The two institutions will highlight content and hands-on activities that are specific to their own collection.
"Each museum will have multiple unique stations set up, talking about different aspects of American Indian history and the connection Bartow and surrounding counties have to that history," Graham said, noting he will be leading the BHM program. "At the Bartow History Museum, we will be looking at the difference between some Cherokee and Creek homes, Cherokee dress and home life and the Cherokee syllabary."
Museum educators and docents at the Booth will help students learn about the tribes of the West and the culture of the western band of the Cherokee through art and hands-on activities, Dees said.
"Booth Western Art Museum will provide a hands-on art station where participants will learn about plant dyes and create a paper weaving," she said. "A bison box object-handling station will also be offered. Students will … participate in American Indian games [and] create a paper craft home. These are just a few of the interactive activities provided."

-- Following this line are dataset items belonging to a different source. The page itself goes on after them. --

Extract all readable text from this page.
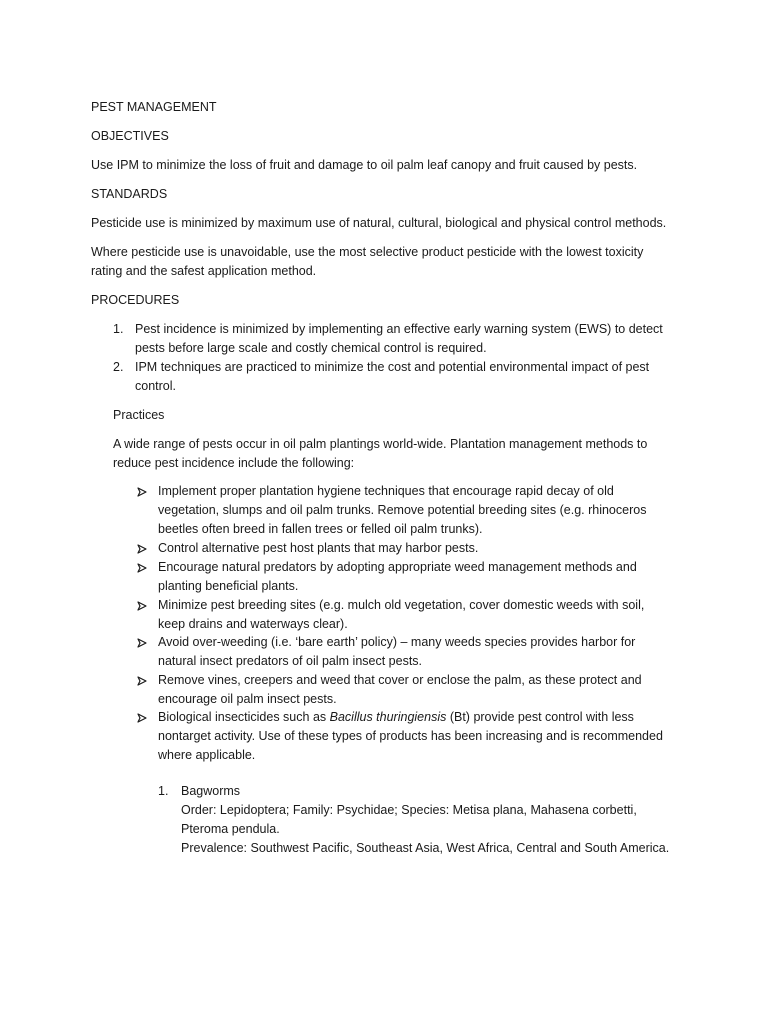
PEST MANAGEMENT

OBJECTIVES

Use IPM to minimize the loss of fruit and damage to oil palm leaf canopy and fruit caused by pests.

STANDARDS

Pesticide use is minimized by maximum use of natural, cultural, biological and physical control methods.

Where pesticide use is unavoidable, use the most selective product pesticide with the lowest toxicity

rating and the safest application method.

PROCEDURES

1. Pest incidence is minimized by implementing an effective early warning system (EWS) to detect

pests before large scale and costly chemical control is required.

2. IPM techniques are practiced to minimize the cost and potential environmental impact of pest

control.

Practices

A wide range of pests occur in oil palm plantings world-wide. Plantation management methods to

reduce pest incidence include the following:

Implement proper plantation hygiene techniques that encourage rapid decay of old

vegetation, slumps and oil palm trunks. Remove potential breeding sites (e.g. rhinoceros

beetles often breed in fallen trees or felled oil palm trunks).

Control alternative pest host plants that may harbor pests.

Encourage natural predators by adopting appropriate weed management methods and

planting beneficial plants.

Minimize pest breeding sites (e.g. mulch old vegetation, cover domestic weeds with soil,

keep drains and waterways clear).

Avoid over-weeding (i.e. ‘bare earth’ policy) – many weeds species provides harbor for

natural insect predators of oil palm insect pests.

Remove vines, creepers and weed that cover or enclose the palm, as these protect and

encourage oil palm insect pests.

Biological insecticides such as Bacillus thuringiensis (Bt) provide pest control with less

nontarget activity. Use of these types of products has been increasing and is recommended

where applicable.

1. Bagworms

Order: Lepidoptera; Family: Psychidae; Species: Metisa plana, Mahasena corbetti,

Pteroma pendula.

Prevalence: Southwest Pacific, Southeast Asia, West Africa, Central and South America.
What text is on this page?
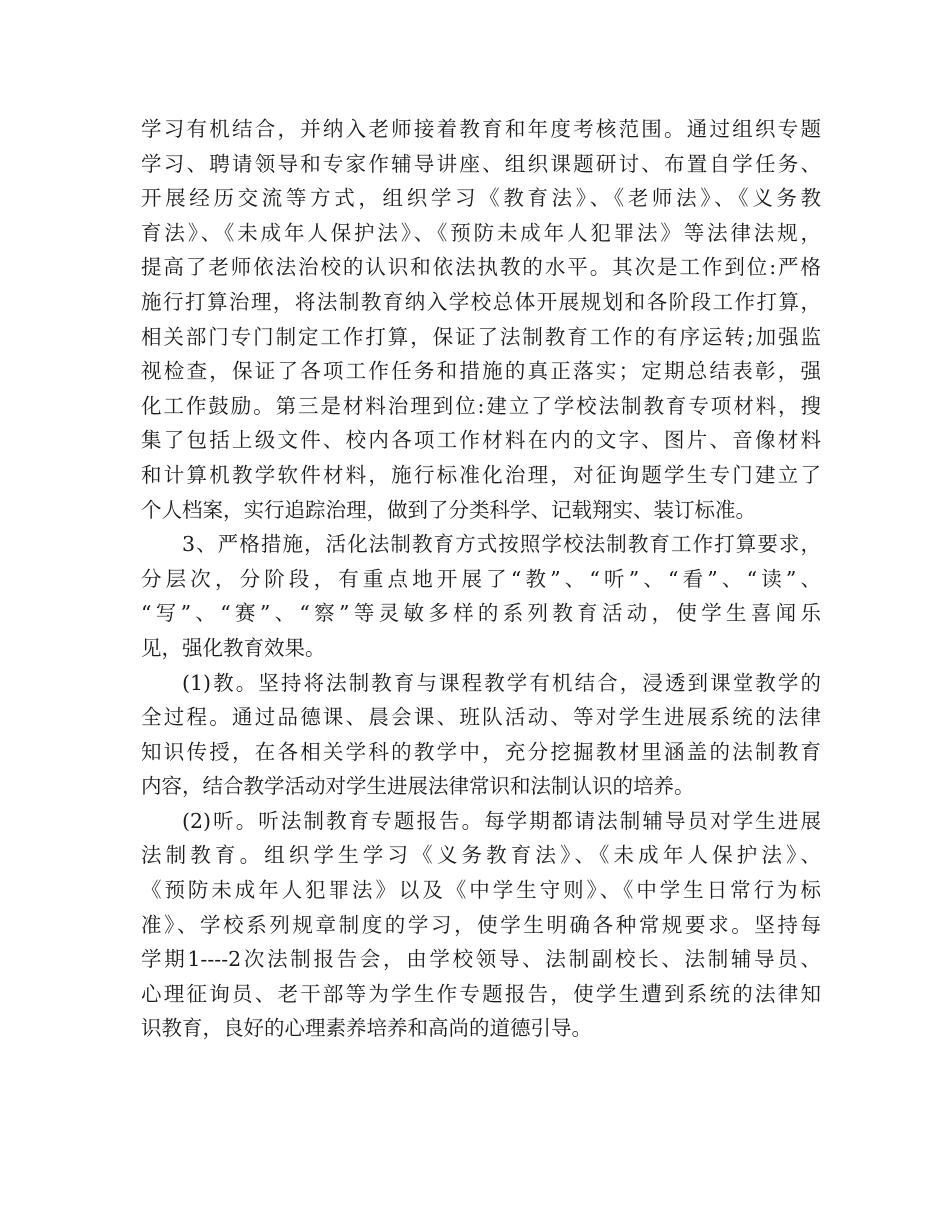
学习有机结合，并纳入老师接着教育和年度考核范围。通过组织专题
学习、聘请领导和专家作辅导讲座、组织课题研讨、布置自学任务、
开展经历交流等方式，组织学习《教育法》、《老师法》、《义务教
育法》、《未成年人保护法》、《预防未成年人犯罪法》等法律法规，
提高了老师依法治校的认识和依法执教的水平。其次是工作到位:严格
施行打算治理，将法制教育纳入学校总体开展规划和各阶段工作打算，
相关部门专门制定工作打算，保证了法制教育工作的有序运转;加强监
视检查，保证了各项工作任务和措施的真正落实；定期总结表彰，强
化工作鼓励。第三是材料治理到位:建立了学校法制教育专项材料，搜
集了包括上级文件、校内各项工作材料在内的文字、图片、音像材料
和计算机教学软件材料，施行标准化治理，对征询题学生专门建立了
个人档案，实行追踪治理，做到了分类科学、记载翔实、装订标准。
3、严格措施，活化法制教育方式按照学校法制教育工作打算要求，
分层次，分阶段，有重点地开展了“教”、“听”、“看”、“读”、
“写”、“赛”、“察”等灵敏多样的系列教育活动，使学生喜闻乐
见，强化教育效果。
(1)教。坚持将法制教育与课程教学有机结合，浸透到课堂教学的
全过程。通过品德课、晨会课、班队活动、等对学生进展系统的法律
知识传授，在各相关学科的教学中，充分挖掘教材里涵盖的法制教育
内容，结合教学活动对学生进展法律常识和法制认识的培养。
(2)听。听法制教育专题报告。每学期都请法制辅导员对学生进展
法制教育。组织学生学习《义务教育法》、《未成年人保护法》、
《预防未成年人犯罪法》以及《中学生守则》、《中学生日常行为标
准》、学校系列规章制度的学习，使学生明确各种常规要求。坚持每
学期1----2次法制报告会，由学校领导、法制副校长、法制辅导员、
心理征询员、老干部等为学生作专题报告，使学生遭到系统的法律知
识教育，良好的心理素养培养和高尚的道德引导。
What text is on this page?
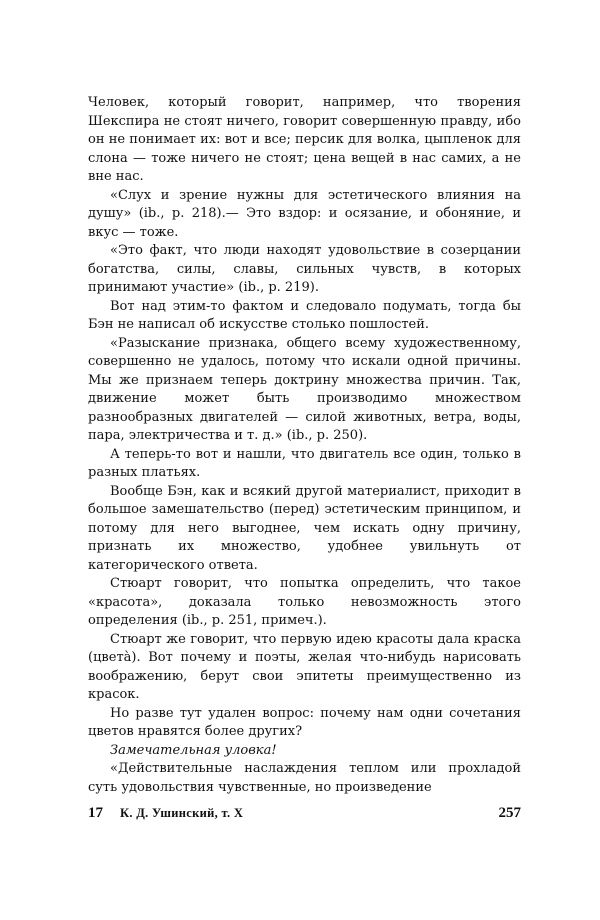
Человек, который говорит, например, что творения Шекспира не стоят ничего, говорит совершенную правду, ибо он не понимает их: вот и все; персик для волка, цыпленок для слона — тоже ничего не стоят; цена вещей в нас самих, а не вне нас.

«Слух и зрение нужны для эстетического влияния на душу» (ib., p. 218).— Это вздор: и осязание, и обоняние, и вкус — тоже.

«Это факт, что люди находят удовольствие в созерцании богатства, силы, славы, сильных чувств, в которых принимают участие» (ib., p. 219).

Вот над этим-то фактом и следовало подумать, тогда бы Бэн не написал об искусстве столько пошлостей.

«Разыскание признака, общего всему художественному, совершенно не удалось, потому что искали одной причины. Мы же признаем теперь доктрину множества причин. Так, движение может быть производимо множеством разнообразных двигателей — силой животных, ветра, воды, пара, электричества и т. д.» (ib., p. 250).

А теперь-то вот и нашли, что двигатель все один, только в разных платьях.

Вообще Бэн, как и всякий другой материалист, приходит в большое замешательство (перед) эстетическим принципом, и потому для него выгоднее, чем искать одну причину, признать их множество, удобнее увильнуть от категорического ответа.

Стюарт говорит, что попытка определить, что такое «красота», доказала только невозможность этого определения (ib., p. 251, примеч.).

Стюарт же говорит, что первую идею красоты дала краска (цвета̀). Вот почему и поэты, желая что-нибудь нарисовать воображению, берут свои эпитеты преимущественно из красок.

Но разве тут удален вопрос: почему нам одни сочетания цветов нравятся более других?

Замечательная уловка!

«Действительные наслаждения теплом или прохладой суть удовольствия чувственные, но произведение

17 К. Д. Ушинский, т. X	257
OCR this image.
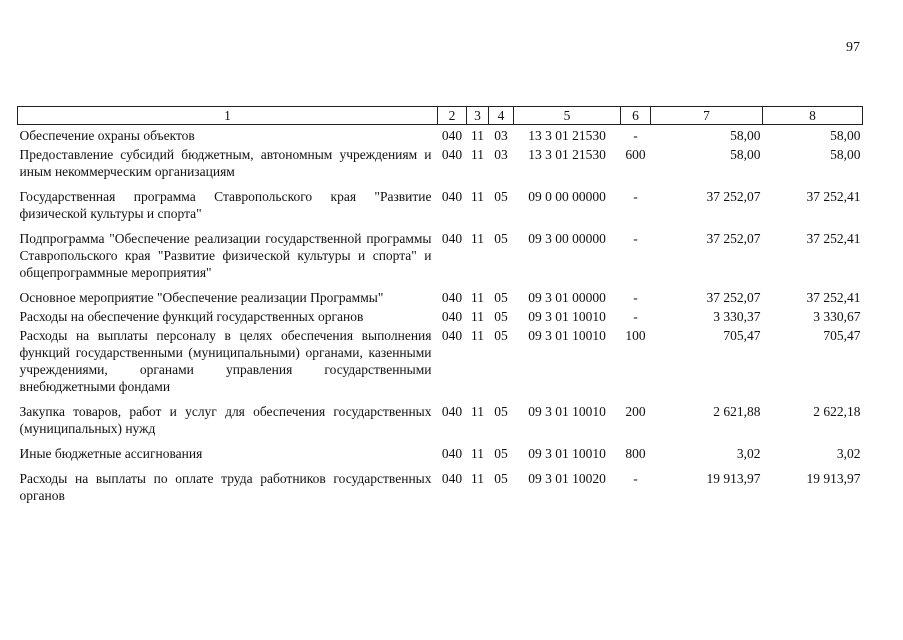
97
1	2	3	4	5	6	7	8
Обеспечение охраны объектов	040	11	03	13 3 01 21530	-	58,00	58,00
Предоставление субсидий бюджетным, автономным учреждениям и иным некоммерческим организациям	040	11	03	13 3 01 21530	600	58,00	58,00
Государственная программа Ставропольского края "Развитие физической культуры и спорта"	040	11	05	09 0 00 00000	-	37 252,07	37 252,41
Подпрограмма "Обеспечение реализации государственной программы Ставропольского края "Развитие физической культуры и спорта" и общепрограммные мероприятия"	040	11	05	09 3 00 00000	-	37 252,07	37 252,41
Основное мероприятие "Обеспечение реализации Программы"	040	11	05	09 3 01 00000	-	37 252,07	37 252,41
Расходы на обеспечение функций государственных органов	040	11	05	09 3 01 10010	-	3 330,37	3 330,67
Расходы на выплаты персоналу в целях обеспечения выполнения функций государственными (муниципальными) органами, казенными учреждениями, органами управления государственными внебюджетными фондами	040	11	05	09 3 01 10010	100	705,47	705,47
Закупка товаров, работ и услуг для обеспечения государственных (муниципальных) нужд	040	11	05	09 3 01 10010	200	2 621,88	2 622,18
Иные бюджетные ассигнования	040	11	05	09 3 01 10010	800	3,02	3,02
Расходы на выплаты по оплате труда работников государственных органов	040	11	05	09 3 01 10020	-	19 913,97	19 913,97
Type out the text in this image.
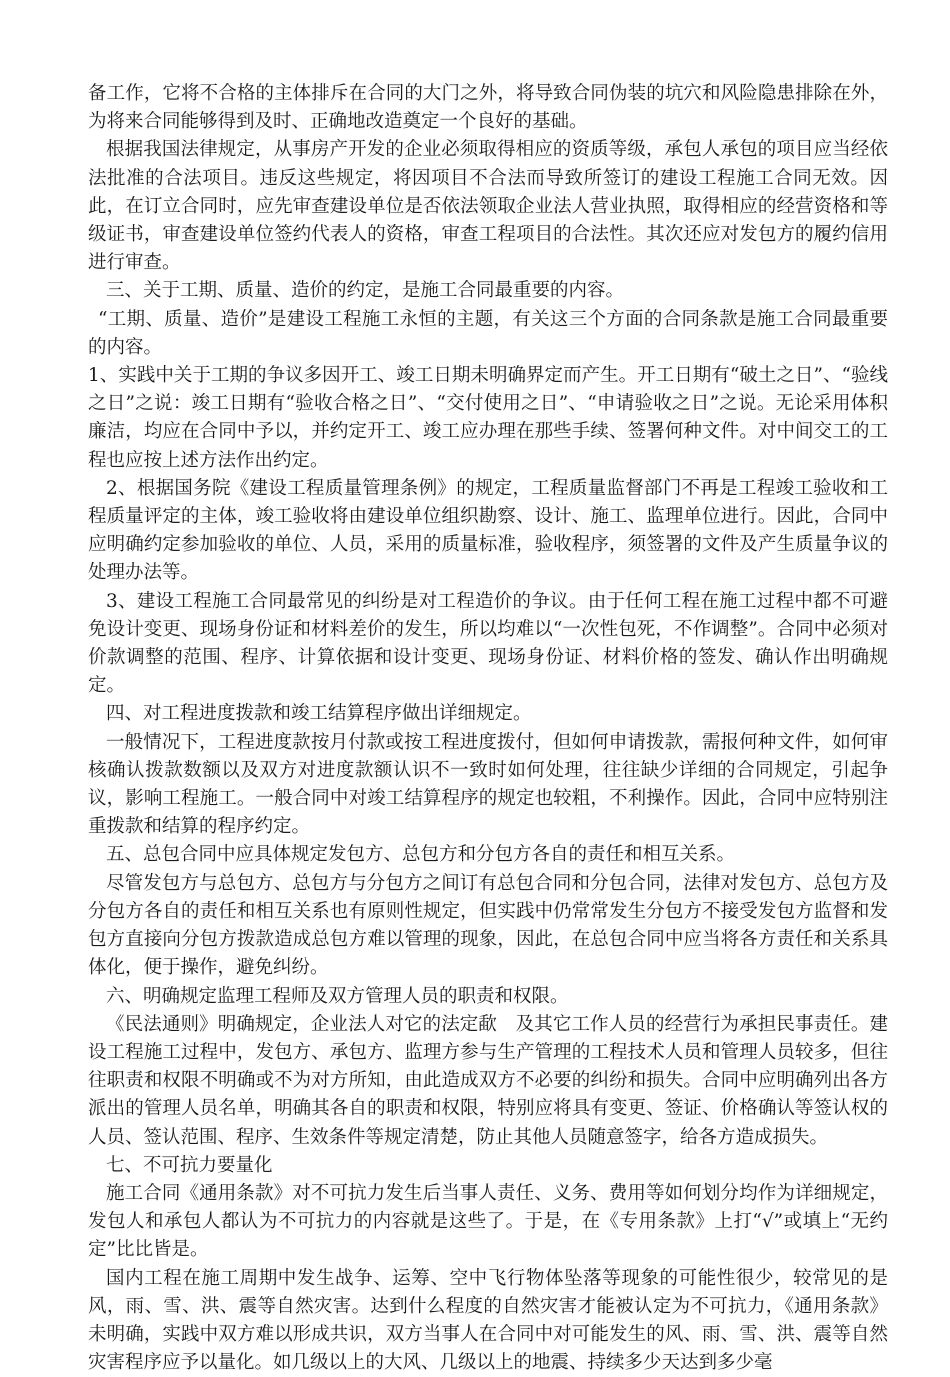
备工作，它将不合格的主体排斥在合同的大门之外，将导致合同伪装的坑穴和风险隐患排除在外，为将来合同能够得到及时、正确地改造奠定一个良好的基础。

根据我国法律规定，从事房产开发的企业必须取得相应的资质等级，承包人承包的项目应当经依法批准的合法项目。违反这些规定，将因项目不合法而导致所签订的建设工程施工合同无效。因此，在订立合同时，应先审查建设单位是否依法领取企业法人营业执照，取得相应的经营资格和等级证书，审查建设单位签约代表人的资格，审查工程项目的合法性。其次还应对发包方的履约信用进行审查。

三、关于工期、质量、造价的约定，是施工合同最重要的内容。

“工期、质量、造价”是建设工程施工永恒的主题，有关这三个方面的合同条款是施工合同最重要的内容。

1、实践中关于工期的争议多因开工、竣工日期未明确界定而产生。开工日期有“破土之日”、“验线之日”之说：竣工日期有“验收合格之日”、“交付使用之日”、“申请验收之日”之说。无论采用体积廉洁，均应在合同中予以，并约定开工、竣工应办理在那些手续、签署何种文件。对中间交工的工程也应按上述方法作出约定。

2、根据国务院《建设工程质量管理条例》的规定，工程质量监督部门不再是工程竣工验收和工程质量评定的主体，竣工验收将由建设单位组织勘察、设计、施工、监理单位进行。因此，合同中应明确约定参加验收的单位、人员，采用的质量标准，验收程序，须签署的文件及产生质量争议的处理办法等。

3、建设工程施工合同最常见的纠纷是对工程造价的争议。由于任何工程在施工过程中都不可避免设计变更、现场身份证和材料差价的发生，所以均难以“一次性包死，不作调整”。合同中必须对价款调整的范围、程序、计算依据和设计变更、现场身份证、材料价格的签发、确认作出明确规定。

四、对工程进度拨款和竣工结算程序做出详细规定。

一般情况下，工程进度款按月付款或按工程进度拨付，但如何申请拨款，需报何种文件，如何审核确认拨款数额以及双方对进度款额认识不一致时如何处理，往往缺少详细的合同规定，引起争议，影响工程施工。一般合同中对竣工结算程序的规定也较粗，不利操作。因此，合同中应特别注重拨款和结算的程序约定。

五、总包合同中应具体规定发包方、总包方和分包方各自的责任和相互关系。

尽管发包方与总包方、总包方与分包方之间订有总包合同和分包合同，法律对发包方、总包方及分包方各自的责任和相互关系也有原则性规定，但实践中仍常常发生分包方不接受发包方监督和发包方直接向分包方拨款造成总包方难以管理的现象，因此，在总包合同中应当将各方责任和关系具体化，便于操作，避免纠纷。

六、明确规定监理工程师及双方管理人员的职责和权限。

《民法通则》明确规定，企业法人对它的法定歃　及其它工作人员的经营行为承担民事责任。建设工程施工过程中，发包方、承包方、监理方参与生产管理的工程技术人员和管理人员较多，但往往职责和权限不明确或不为对方所知，由此造成双方不必要的纠纷和损失。合同中应明确列出各方派出的管理人员名单，明确其各自的职责和权限，特别应将具有变更、签证、价格确认等签认权的人员、签认范围、程序、生效条件等规定清楚，防止其他人员随意签字，给各方造成损失。

七、不可抗力要量化

施工合同《通用条款》对不可抗力发生后当事人责任、义务、费用等如何划分均作为详细规定，发包人和承包人都认为不可抗力的内容就是这些了。于是，在《专用条款》上打“√”或填上“无约定”比比皆是。

国内工程在施工周期中发生战争、运筹、空中飞行物体坠落等现象的可能性很少，较常见的是风，雨、雪、洪、震等自然灾害。达到什么程度的自然灾害才能被认定为不可抗力，《通用条款》未明确，实践中双方难以形成共识，双方当事人在合同中对可能发生的风、雨、雪、洪、震等自然灾害程序应予以量化。如几级以上的大风、几级以上的地震、持续多少天达到多少毫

Dees wants the program to ignite an interest in the story of the country's aboriginal inhabitants for the young people who attend.
"I hope it inspires students to want to learn even more about the diversity of American Indian cultures, including different traditions, art, food, clothing and homes," she said.
The cost of the Booth program is $5 for home-schooled students and $3 for adults. Registration is required for groups of 10 or more and can be done by emailing email@example.com or calling 770-387-3849.
For the history museum, admission is $5 for home-schooled students and $4 for adults. Registration is not required for groups smaller than 10, although it is suggested. Call 770-382-3818, ext. 6288, or email firstname.lastname@example.org for reservations.
The Booth also is having an event later this month to recognize all active and retired educators.
The staff is planning Educator Night at the Booth for Thursday, Sept. 20, from 5 to 8 p.m. to give teachers and administrators a relaxing evening of fun.
"Educator Night at the Booth is a way for us to say thank you to the educators in our community," Dees said. "We want to provide a relaxed atmosphere for educators to view the museum and take part in some special programming, like an exclusive gallery walk of our newest exhibition, 'Treasures from the Frederic Remington Art Museum & Beyond.'"
Educators will be admitted free and can participate in one, two or all three of the evening's activities — the gallery walk at 5:15 p.m., drinks and light hors d’oeuvres at 6 p.m. and a lecture/performance by author Michael F. Blake on Theodore Roosevelt's West in the theater at 7 p.m.
"Michael will become the 26th president right in front of the audience," Dees said.